Nihan hemen diz çökmeye yeltendi ama Sergen'in, saçlarından tutmasıyla planları suya düştü.

"Efendim, çok üzgünüm-" Demeye çalışsa da Nihan'ın bu ardarda yaptığı hatalara, Sergen'in en ufak bir sabrı kalmamıştı. Öte yandan haftanın acısını benden veya annemden çıkarmadığı için sevinçliydim.

"Sana bir servet ödüyorum ve aldığım hizmet bu mu?" Sergen'in boştaki eli Nihan'ın boğazına bir yılan gibi dolandı.

Bu manzarayı her açıdan, hep görmüştüm. Ancak her seferinde ilk kez görmüş gibi donakalıyordum. Annemi de böyle tutardı Sergen, yeri gelince beni de... Şu an Nihan'ın yerinde olduğumu, Sergen'in korkunç kahvelerini yüzümde hayal edince kalbim takla attı.

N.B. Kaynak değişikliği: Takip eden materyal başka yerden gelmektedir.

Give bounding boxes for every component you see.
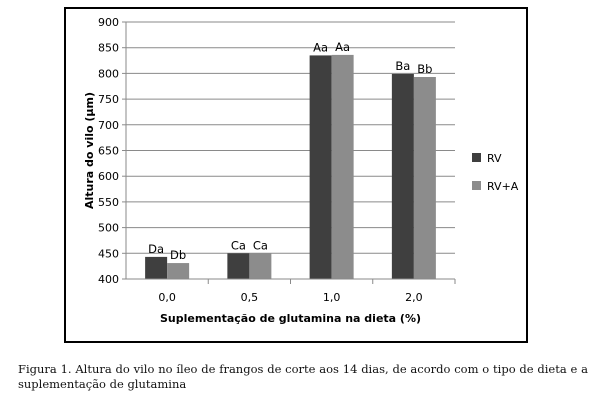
legend-label: RV [487,152,502,165]
y-tick-label: 400 [98,273,119,286]
figure-caption: Figura 1. Altura do vilo no íleo de fran… [18,362,588,391]
y-tick-label: 750 [98,93,119,106]
y-tick-label: 500 [98,222,119,235]
bar-data-label: Aa [335,40,350,54]
y-tick-label: 700 [98,119,119,132]
bar-data-label: Da [148,242,164,256]
legend-swatch [472,153,481,162]
y-tick-label: 900 [98,16,119,29]
y-tick-label: 450 [98,247,119,260]
y-tick-label: 600 [98,170,119,183]
bar [249,253,272,279]
bar [309,55,332,279]
y-tick-label: 800 [98,67,119,80]
y-tick-label: 650 [98,145,119,158]
bar-data-label: Aa [313,40,328,54]
bar [227,253,250,279]
bar-labels: Da Db Ca Ca Aa Aa Ba Bb [148,40,432,262]
bar-data-label: Ba [395,59,410,73]
bar [331,54,354,280]
bar [145,256,168,279]
legend: RV RV+A [472,152,519,193]
x-tick-label: 2,0 [405,291,423,304]
legend-swatch [472,181,481,190]
y-tick-label: 550 [98,196,119,209]
bar-data-label: Bb [417,62,432,76]
bar-data-label: Db [170,248,186,262]
figure-frame [64,7,528,343]
bar-data-label: Ca [253,238,268,252]
y-tick-label: 850 [98,42,119,55]
bar [413,76,436,279]
bar [391,73,414,279]
x-tick-label: 1,0 [323,291,341,304]
x-tick-label: 0,0 [158,291,176,304]
x-tick-label: 0,5 [241,291,259,304]
legend-label: RV+A [487,180,519,193]
bar-data-label: Ca [231,238,246,252]
bar [167,263,190,279]
x-axis-title: Suplementação de glutamina na dieta (%) [160,312,421,325]
x-axis-ticks: 0,0 0,5 1,0 2,0 [158,279,456,304]
y-axis-title: Altura do vilo (µm) [83,92,96,209]
bars [145,54,436,280]
y-axis-ticks: 400 450 500 550 600 650 700 750 800 850 900 [98,16,126,286]
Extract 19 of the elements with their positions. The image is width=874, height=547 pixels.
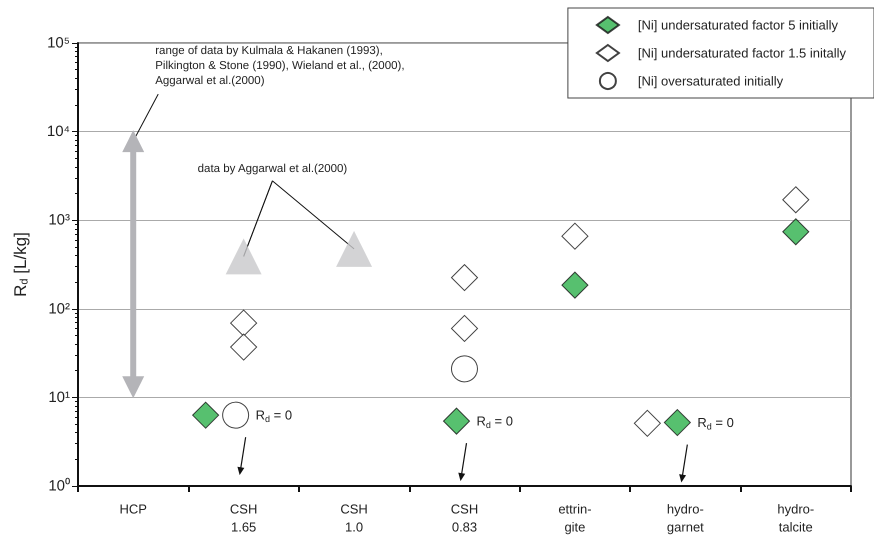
x-tick-label: CSH 0.83 — [450, 502, 478, 534]
annotation: data by Aggarwal et al.(2000) — [198, 162, 348, 175]
y-tick-label: 10⁴ — [46, 123, 70, 140]
legend-label: [Ni] undersaturated factor 1.5 initally — [638, 46, 846, 60]
y-axis-title: Rd [L/kg] — [11, 232, 30, 297]
y-tick-label: 10⁵ — [47, 34, 70, 52]
legend-label: [Ni] undersaturated factor 5 initially — [638, 18, 839, 32]
x-tick-label: HCP — [119, 502, 147, 516]
annotation: range of data by Kulmala & Hakanen (1993), Pilkington & Stone (1990), Wieland et al., (2000), Aggarwal et al.(2000) — [155, 45, 405, 88]
y-tick-label: 10⁰ — [48, 478, 70, 494]
y-tick-label: 10³ — [48, 212, 70, 229]
legend-label: [Ni] oversaturated initially — [638, 74, 784, 88]
y-tick-label: 10² — [48, 300, 70, 318]
x-tick-label: ettrin- gite — [558, 502, 592, 534]
x-tick-label: hydro- talcite — [777, 502, 814, 534]
x-tick-label: CSH 1.65 — [230, 502, 258, 534]
y-tick-label: 10¹ — [48, 388, 70, 406]
x-tick-label: CSH 1.0 — [340, 502, 368, 534]
x-tick-label: hydro- garnet — [666, 502, 704, 534]
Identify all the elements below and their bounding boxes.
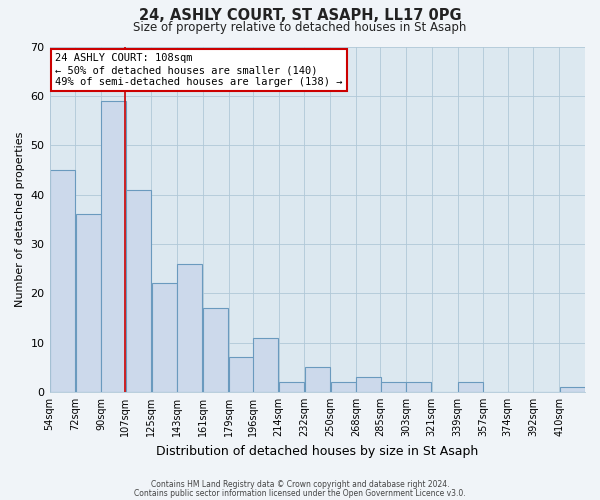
Text: Contains public sector information licensed under the Open Government Licence v3: Contains public sector information licen… <box>134 489 466 498</box>
Bar <box>253 338 278 392</box>
Text: 24 ASHLY COURT: 108sqm
← 50% of detached houses are smaller (140)
49% of semi-de: 24 ASHLY COURT: 108sqm ← 50% of detached… <box>55 54 343 86</box>
Bar <box>560 387 584 392</box>
Bar <box>229 358 254 392</box>
Y-axis label: Number of detached properties: Number of detached properties <box>15 132 25 307</box>
Bar <box>76 214 101 392</box>
Bar <box>279 382 304 392</box>
Text: Size of property relative to detached houses in St Asaph: Size of property relative to detached ho… <box>133 21 467 34</box>
Bar <box>178 264 202 392</box>
Text: 24, ASHLY COURT, ST ASAPH, LL17 0PG: 24, ASHLY COURT, ST ASAPH, LL17 0PG <box>139 8 461 22</box>
Bar <box>126 190 151 392</box>
Bar <box>356 377 382 392</box>
Bar <box>458 382 483 392</box>
Bar <box>50 170 75 392</box>
Bar <box>203 308 228 392</box>
Bar <box>101 101 127 392</box>
Bar <box>305 368 330 392</box>
X-axis label: Distribution of detached houses by size in St Asaph: Distribution of detached houses by size … <box>156 444 478 458</box>
Bar <box>380 382 406 392</box>
Bar <box>331 382 356 392</box>
Bar <box>406 382 431 392</box>
Bar <box>152 284 176 392</box>
Text: Contains HM Land Registry data © Crown copyright and database right 2024.: Contains HM Land Registry data © Crown c… <box>151 480 449 489</box>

Gözlerimi çevirdim ve Sergen'in hep oturduğu gösterişli tahta baktım. İşlemeli sandalyenin arkasındaki pencerede bir hareketlenme dikkatimi çekti.

Kaşlarımı çatarak hareketlenmeyi son gördüğüm yere odaklandım ve mavi gözlerin yüzümde, topraktan aşınmış ellerin ise bir kameraya sabitlendiğini gördüm.

Nehir...

Kamerayı tutan elinden birini yukarı kaldırdı ve işaret parmağını dudağına yapıştırdı. Sessiz ol.

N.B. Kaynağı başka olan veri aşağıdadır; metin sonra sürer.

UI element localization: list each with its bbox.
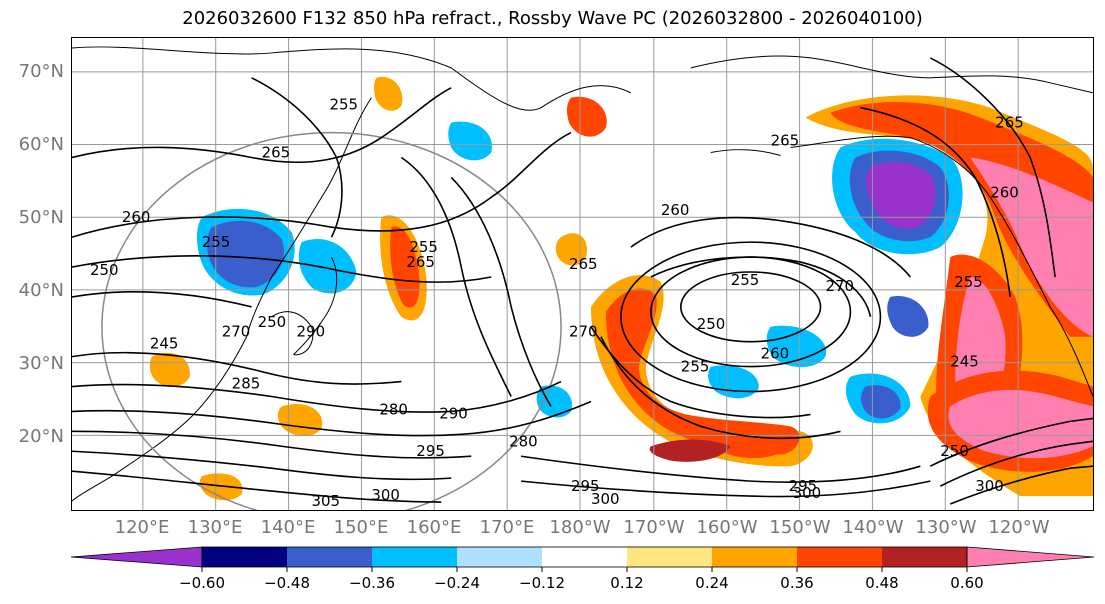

Kafam karışmış bir halde yüzümü tabağıma döndürdüm. Sergen'i videoya alıyordu. Yani haklıydım. En başından beri planlıydı buraya gelişi, kimliği ve yaptıkları.

O, bu evin azrail'i olmaya gelmiş olabilir miydi?

Nihan masanın üstüne kanlı yüzüyle düştüğünde ne kadar irkilsem de sesimi çıkartmamayı başardım. Kadının yüzündeki yardım etmemizi yalvaran ifadeyi göz ardı etmek istemezdim, gerçekten, ancak dünya acımasızdı. Dolayısıyla bu köşk de, öyleydi.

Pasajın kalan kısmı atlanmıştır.